Grandel nodded to one of the leather chairs across from his desk as he finished typing something on his computer. His assistant brought me a glass of iced tea without asking—and somehow managed to get it just right, not too sweet.

“I met Vincent last night,” I started, wanting to see how Grandel took the news.

His face filled with distaste. “Bastard is blackmailing me with that cult of his. Wants to take over my company or a large chunk of it.”

“So I heard. He asked me to find out when the next isotope shipment is scheduled for. Made me wonder if he was planning something.”

“Or if he asked you because he knew you’d tell me and we’d delay the shipment—which we can’t afford to do—or waste time and money on new security measures.” He tipped his chair back as he considered the angles.

“Could Vincent be behind the accidents?”

“Believe me, I thought of that. But we rechecked all our personnel, there’s no one with ties to him, no one showing any sudden influx of cash that he could have bought off—I don’t see how he could have orchestrated it. But I do think he’s behind the false alarms.”

“False alarms? You never mentioned those.”

“Radiation sensors are extremely sensitive—especially the ones on the perimeter. A few weeks ago we began getting a barrage of alarms but when we checked with handheld units, there was no trace of actual radiation triggering them. Morris recalibrated the remote sensors and they all now send any alarms to his handheld first so he can verify them. It seems to have solved the problem, but I still can’t help but wonder if Vincent was behind it.”

“Maybe testing your responses—but why? He doesn’t really want the plant shut down, that would defeat his purposes. He just wants to inconvenience you enough so you’ll give in to his demands.”

“Which I have no intention of doing. I’ll burn this place to the ground and start over before that happens.”

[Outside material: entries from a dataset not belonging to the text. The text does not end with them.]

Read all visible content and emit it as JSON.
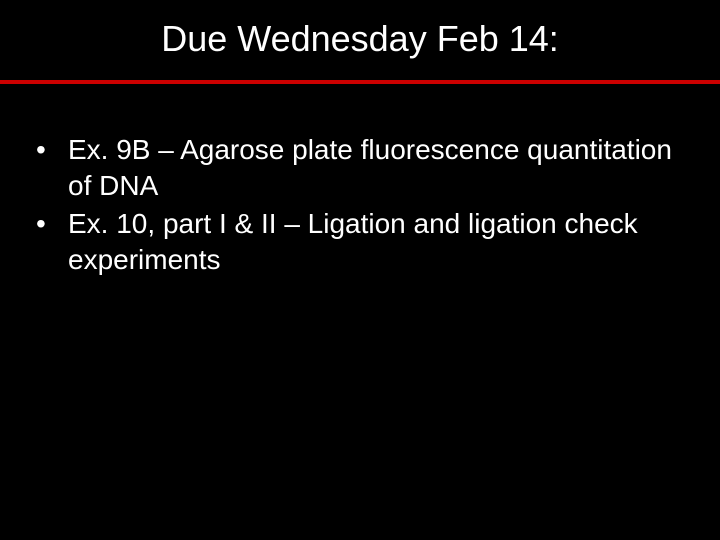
{
  "slide": {
    "title": "Due Wednesday Feb 14:",
    "bullets": [
      {
        "text": "Ex. 9B – Agarose plate fluorescence quantitation of DNA"
      },
      {
        "text": "Ex. 10, part I & II – Ligation and ligation check experiments"
      }
    ]
  },
  "style": {
    "background_color": "#000000",
    "text_color": "#ffffff",
    "divider_color": "#cc0000",
    "title_fontsize": 36,
    "body_fontsize": 28,
    "font_family": "Arial"
  }
}
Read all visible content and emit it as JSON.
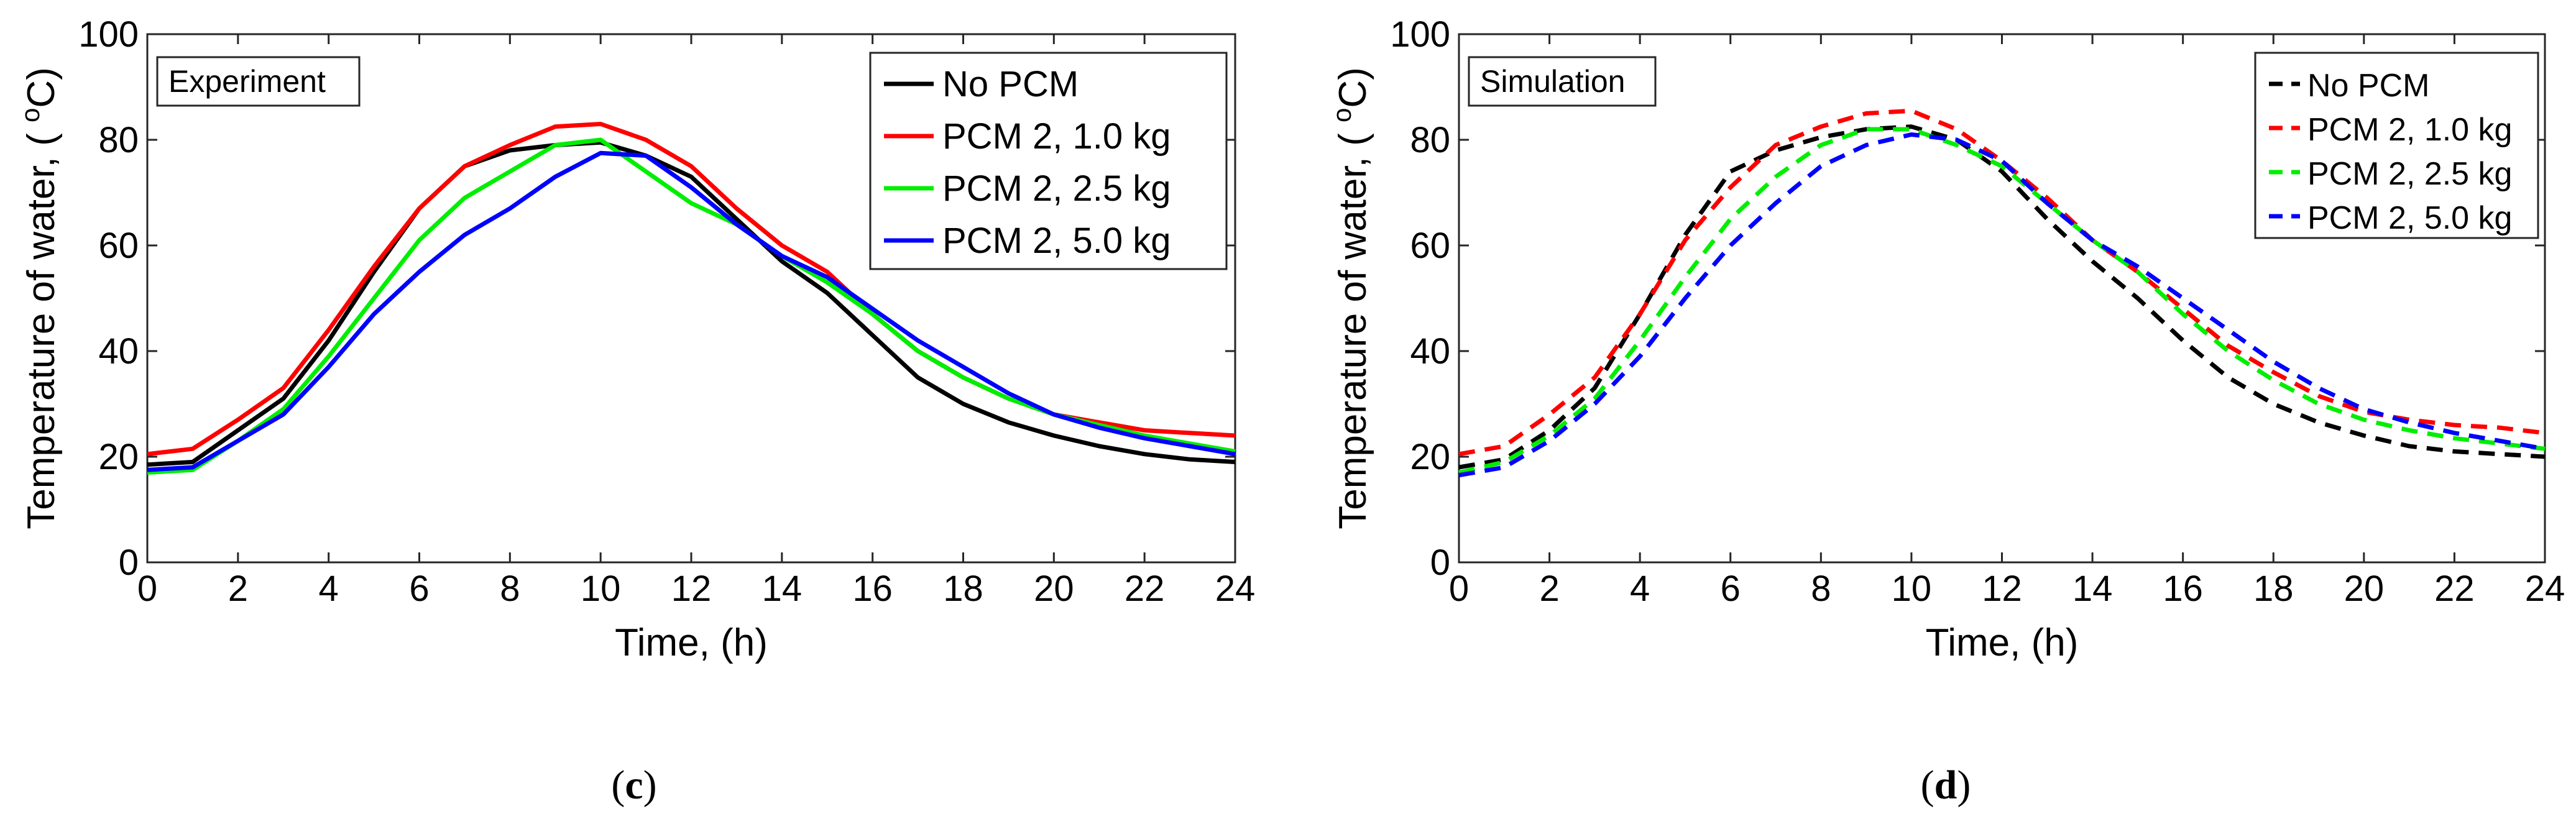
{
  "figure": {
    "captions": [
      {
        "letter": "c",
        "open": "(",
        "close": ")"
      },
      {
        "letter": "d",
        "open": "(",
        "close": ")"
      }
    ]
  },
  "chart_data": [
    {
      "type": "line",
      "panel": "c",
      "title": "",
      "box_label": "Experiment",
      "xlabel": "Time, (h)",
      "ylabel_main": "Temperature of water, ( ",
      "ylabel_sup": "o",
      "ylabel_tail": "C)",
      "xlim": [
        0,
        24
      ],
      "ylim": [
        0,
        100
      ],
      "xticks": [
        0,
        2,
        4,
        6,
        8,
        10,
        12,
        14,
        16,
        18,
        20,
        22,
        24
      ],
      "yticks": [
        0,
        20,
        40,
        60,
        80,
        100
      ],
      "grid": false,
      "legend_position": "top-right",
      "line_style": "solid",
      "series": [
        {
          "name": "No PCM",
          "color": "#000000",
          "x": [
            0,
            1,
            2,
            3,
            4,
            5,
            6,
            7,
            8,
            9,
            10,
            11,
            12,
            13,
            14,
            15,
            16,
            17,
            18,
            19,
            20,
            21,
            22,
            23,
            24
          ],
          "values": [
            18.5,
            19,
            25,
            31,
            42,
            55,
            67,
            75,
            78,
            79,
            79.5,
            77,
            73,
            65,
            57,
            51,
            43,
            35,
            30,
            26.5,
            24,
            22,
            20.5,
            19.5,
            19
          ]
        },
        {
          "name": "PCM 2, 1.0 kg",
          "color": "#ff0000",
          "x": [
            0,
            1,
            2,
            3,
            4,
            5,
            6,
            7,
            8,
            9,
            10,
            11,
            12,
            13,
            14,
            15,
            16,
            17,
            18,
            19,
            20,
            21,
            22,
            23,
            24
          ],
          "values": [
            20.5,
            21.5,
            27,
            33,
            44,
            56,
            67,
            75,
            79,
            82.5,
            83,
            80,
            75,
            67,
            60,
            55,
            47,
            40,
            35,
            31,
            28,
            26.5,
            25,
            24.5,
            24
          ]
        },
        {
          "name": "PCM 2, 2.5 kg",
          "color": "#00ee00",
          "x": [
            0,
            1,
            2,
            3,
            4,
            5,
            6,
            7,
            8,
            9,
            10,
            11,
            12,
            13,
            14,
            15,
            16,
            17,
            18,
            19,
            20,
            21,
            22,
            23,
            24
          ],
          "values": [
            17,
            17.5,
            23,
            29,
            39,
            50,
            61,
            69,
            74,
            79,
            80,
            74,
            68,
            64,
            58,
            53,
            47,
            40,
            35,
            31,
            28,
            26,
            24,
            22.5,
            21
          ]
        },
        {
          "name": "PCM 2, 5.0 kg",
          "color": "#0000ff",
          "x": [
            0,
            1,
            2,
            3,
            4,
            5,
            6,
            7,
            8,
            9,
            10,
            11,
            12,
            13,
            14,
            15,
            16,
            17,
            18,
            19,
            20,
            21,
            22,
            23,
            24
          ],
          "values": [
            17.5,
            18,
            23,
            28,
            37,
            47,
            55,
            62,
            67,
            73,
            77.5,
            77,
            71,
            64,
            58,
            54,
            48,
            42,
            37,
            32,
            28,
            25.5,
            23.5,
            22,
            20.5
          ]
        }
      ]
    },
    {
      "type": "line",
      "panel": "d",
      "title": "",
      "box_label": "Simulation",
      "xlabel": "Time, (h)",
      "ylabel_main": "Temperature of water, ( ",
      "ylabel_sup": "o",
      "ylabel_tail": "C)",
      "xlim": [
        0,
        24
      ],
      "ylim": [
        0,
        100
      ],
      "xticks": [
        0,
        2,
        4,
        6,
        8,
        10,
        12,
        14,
        16,
        18,
        20,
        22,
        24
      ],
      "yticks": [
        0,
        20,
        40,
        60,
        80,
        100
      ],
      "grid": false,
      "legend_position": "top-right",
      "line_style": "dashed",
      "series": [
        {
          "name": "No PCM",
          "color": "#000000",
          "x": [
            0,
            1,
            2,
            3,
            4,
            5,
            6,
            7,
            8,
            9,
            10,
            11,
            12,
            13,
            14,
            15,
            16,
            17,
            18,
            19,
            20,
            21,
            22,
            23,
            24
          ],
          "values": [
            18,
            19.5,
            25,
            33,
            47,
            62,
            74,
            78,
            80.5,
            82,
            82.5,
            80,
            74,
            65,
            57,
            50,
            42,
            35,
            30,
            26.5,
            24,
            22,
            21,
            20.5,
            20
          ]
        },
        {
          "name": "PCM 2, 1.0 kg",
          "color": "#ff0000",
          "x": [
            0,
            1,
            2,
            3,
            4,
            5,
            6,
            7,
            8,
            9,
            10,
            11,
            12,
            13,
            14,
            15,
            16,
            17,
            18,
            19,
            20,
            21,
            22,
            23,
            24
          ],
          "values": [
            20.5,
            22,
            28,
            35,
            47,
            61,
            71,
            79,
            82.5,
            85,
            85.5,
            82,
            76,
            69,
            61,
            55,
            48,
            41,
            36,
            31.5,
            28.5,
            27,
            26,
            25.5,
            24.5
          ]
        },
        {
          "name": "PCM 2, 2.5 kg",
          "color": "#00ee00",
          "x": [
            0,
            1,
            2,
            3,
            4,
            5,
            6,
            7,
            8,
            9,
            10,
            11,
            12,
            13,
            14,
            15,
            16,
            17,
            18,
            19,
            20,
            21,
            22,
            23,
            24
          ],
          "values": [
            17,
            19,
            24,
            31,
            42,
            54,
            65,
            73,
            79,
            82,
            82,
            79,
            75,
            68,
            61,
            55,
            47,
            40,
            34.5,
            30,
            27,
            25,
            23.5,
            22.5,
            21.5
          ]
        },
        {
          "name": "PCM 2, 5.0 kg",
          "color": "#0000ff",
          "x": [
            0,
            1,
            2,
            3,
            4,
            5,
            6,
            7,
            8,
            9,
            10,
            11,
            12,
            13,
            14,
            15,
            16,
            17,
            18,
            19,
            20,
            21,
            22,
            23,
            24
          ],
          "values": [
            16.5,
            18,
            23,
            30,
            39,
            50,
            60,
            68,
            75,
            79,
            81,
            80,
            76,
            68,
            61,
            56,
            50,
            44,
            38,
            33,
            29,
            26.5,
            24.5,
            23,
            21.5
          ]
        }
      ]
    }
  ]
}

I didn’t believe that for a moment, but Grandel’s fists were clenched so tight that I thought he might well burn Vincent’s place down. Then I remembered what Noreen had said about Grandel’s parents dying in a fire.

A shudder ran through me before I could stop it. Both Grandel and Vincent were dangerous men playing a dangerous game, and I was caught in the middle. “What could he or anyone have to gain by causing false alarms?”

“I have no idea.”

I considered my next words carefully. I needed to give him a plan of action—but I didn’t want to escalate things between Grandel and Vincent. “Well, you do know that your so-called protestors are being paid, don’t you?”

That made him sit up. “Really? By who? Vincent?”

“That’s beyond me—you’ll need a PI or someone who can trace the money to prove it. I’m also certain that Vincent is behind the online campaign against you. In fact, he’s hired a media consultant named Yancey. The guy’s pretty slick—has the protestors from the church filming this morning.”

“Filming what?”

“When I saw them they were just singing a song, but Yancey likes drama, so don’t be surprised if there’s a repeat of yesterday’s fainting episode or something like it.”